Xst:737 - Found 1-bit latch for signal <out<6>>. Latches may be generated from incomplete case or if statements. We do not recommend the use of latches in FPGA/CPLD designs, as they may lead to timing problems.
Xst:2169 - HDL ADVISOR - Some clock signals were not automatically buffered by XST with BUFG/BUFR resources.
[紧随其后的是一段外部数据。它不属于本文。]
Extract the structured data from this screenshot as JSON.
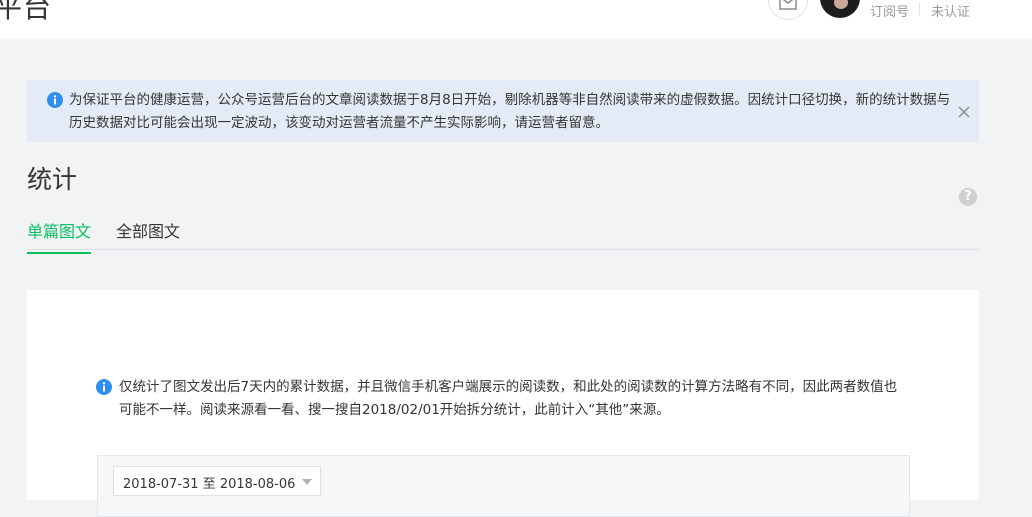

Please use the buffer_type constraint in order to insert these buffers to the clock signals to help prevent skew problems.
这是我使用Xilinx设计工具的代码:
module hex_sch(out, in, button);
output reg [6:0] out;
input [3:0] in;
input [2:0] button;
// Low active signal should activate the LEDs
always @(button or in)
begin
if (button == 3'b110) begin
case (in)
//Output format gfedcba
4'h0: out <= 7'b1000000;
4'h1: out <= 7'b1111001;
4'h2: out <= 7'b0100100;
4'h3: out <= 7'b0110000;
4'h4: out <= 7'b0011001;
4'h5: out <= 7'b0010010;
4'h6: out <= 7'b0000010;
4'h7: out <= 7'b1111000;
4'h8: out <= 7'b0000000;
4'h9: out <= 7'b0011000;
4'hA: out <= 7'b0001000;
4'hB: out <= 7'b0000011;
4'hC: out <= 7'b1000110;
4'hD: out <= 7'b0100001;
4'hE: out <= 7'b0000110;
4'hF: out <= 7'b0001110;
default: out <= 7'bx;
endcase
end
else if (button == 3'b101) begin
case (in)
//Output format abcdefg
4'd0: out <= 7'b1000000;
4'd1: out <= 7'b1111001;
4'd2: out <= 7'b0100100;
4'd3: out <= 7'b0110000;
4'd4: out <= 7'b0011001;
4'd5: out <= 7'b0010010;
4'd6: out <= 7'b0000010;
4'd7: out <= 7'b1111000;
4'd8: out <= 7'b0000000;
4'd9: out <= 7'b0011000;
default out <= 7'bx;
endcase
end
end
endmodule
答案 0 :(得分:1)
要删除这些警告,您必须在每个可能的out和in中设置button的值。
否则你会得到一个锁扣。
在您的代码中,您没有涵盖button输入的所有可能性 - 您只覆盖110和101。
涵盖代码中所有可能性的简单方法可能是:
... //你的模块定义是
//低有效信号应激活LED
always @(button or in) begin if (button == 3'b110) begin case (in) //Output format gfedcba... //你的案例陈述是
endcase end else if (button == 3'b101) begin case (in)... //你的案例陈述是
endcase end else begin out <= 7'b1; end end endmodule
这样,当按钮不同于110或101时,它将显示空白。